In his petition for habeas corpus, the appellant contended that he was denied his constitutional rights to due process of law in that he was denied the right and faculties to appeal the judgment of conviction. Appellant was tired for murder and convicted of manslaughter and sentenced to 20 years in prison. The record shows without dispute that appellant was represented by appointed counsel; that after the trial appellant advised his appointed counsel that he desired to appeal and the trial attorney was of the opinion that no basis existed for appealing the case because he knew of no error that was committed in the trial of the case because all of the rulings of the court made upon the trial were in favor of the accused and because the effort granted all of the accused's request to charge the jury. "The advisability of appealing a judgment of conviction is a question which appointed counsel who heard the evidence and observed the conduct of his client's trial has a right to determine. Cobb v. State, 218 Ga. 10 (126 SE2d 231)
; Balkcom v. Roberts, 221 Ga. 339 (144 SE2d 524)
." Burton v. Brown, 222 Ga. 564 (1) (150 SE2d 636)

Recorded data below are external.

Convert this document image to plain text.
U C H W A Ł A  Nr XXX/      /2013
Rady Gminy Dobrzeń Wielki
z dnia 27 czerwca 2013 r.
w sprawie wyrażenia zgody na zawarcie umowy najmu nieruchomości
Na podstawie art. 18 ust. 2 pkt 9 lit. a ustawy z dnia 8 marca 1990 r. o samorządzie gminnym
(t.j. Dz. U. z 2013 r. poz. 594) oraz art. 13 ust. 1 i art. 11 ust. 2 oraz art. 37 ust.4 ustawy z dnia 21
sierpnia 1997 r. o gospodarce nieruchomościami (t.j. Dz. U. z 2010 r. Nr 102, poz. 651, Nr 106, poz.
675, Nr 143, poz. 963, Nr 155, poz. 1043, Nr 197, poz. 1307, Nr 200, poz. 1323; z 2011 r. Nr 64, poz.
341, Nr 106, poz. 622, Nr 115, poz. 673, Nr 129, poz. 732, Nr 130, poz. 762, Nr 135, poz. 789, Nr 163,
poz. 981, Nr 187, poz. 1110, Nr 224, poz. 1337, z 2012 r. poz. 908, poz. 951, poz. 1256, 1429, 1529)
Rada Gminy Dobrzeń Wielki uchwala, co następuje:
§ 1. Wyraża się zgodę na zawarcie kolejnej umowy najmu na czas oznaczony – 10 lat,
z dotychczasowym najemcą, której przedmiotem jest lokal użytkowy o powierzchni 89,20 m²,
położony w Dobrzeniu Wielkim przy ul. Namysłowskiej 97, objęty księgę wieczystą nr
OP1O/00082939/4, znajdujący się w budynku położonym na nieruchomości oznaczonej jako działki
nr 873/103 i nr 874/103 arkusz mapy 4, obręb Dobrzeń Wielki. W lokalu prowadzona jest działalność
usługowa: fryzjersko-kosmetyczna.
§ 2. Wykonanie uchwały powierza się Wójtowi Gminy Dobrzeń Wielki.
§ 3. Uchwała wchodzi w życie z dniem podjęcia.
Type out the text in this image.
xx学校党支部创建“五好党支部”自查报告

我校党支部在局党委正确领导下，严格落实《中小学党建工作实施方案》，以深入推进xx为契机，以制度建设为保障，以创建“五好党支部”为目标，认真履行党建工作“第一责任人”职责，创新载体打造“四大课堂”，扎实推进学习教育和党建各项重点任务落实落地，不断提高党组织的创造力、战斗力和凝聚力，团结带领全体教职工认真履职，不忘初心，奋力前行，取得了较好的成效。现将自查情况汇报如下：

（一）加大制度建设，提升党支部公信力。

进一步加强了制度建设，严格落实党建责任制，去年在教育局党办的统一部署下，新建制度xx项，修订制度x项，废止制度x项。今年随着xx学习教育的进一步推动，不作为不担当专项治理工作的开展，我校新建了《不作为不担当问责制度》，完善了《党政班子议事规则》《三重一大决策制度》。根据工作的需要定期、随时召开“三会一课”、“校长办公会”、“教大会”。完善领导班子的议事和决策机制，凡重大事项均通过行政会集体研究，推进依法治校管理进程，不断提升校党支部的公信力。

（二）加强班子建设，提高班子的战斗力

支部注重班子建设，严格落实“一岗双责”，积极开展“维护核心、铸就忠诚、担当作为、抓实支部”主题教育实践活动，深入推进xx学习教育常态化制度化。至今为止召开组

. Since the evidence shows that appellant's appointed counsel made an affirmative determination, as was his right to do in conducting his defense, that no basis for an appeal existed, it does not appear that the appellant was denied the right to counsel on appeal. In view of this evidence, the trial court did not err in holding that none of the appellant's constitutional rights had been denied him and in remanding him to the custody of the warden.
Arthur K. Bolton, Attorney General, Harold N. Hill, Jr., Executive Assistant Attorney General, Marion O. Gordon, Courtney Wilder Stanton, Assistant Attorneys General, for appellee.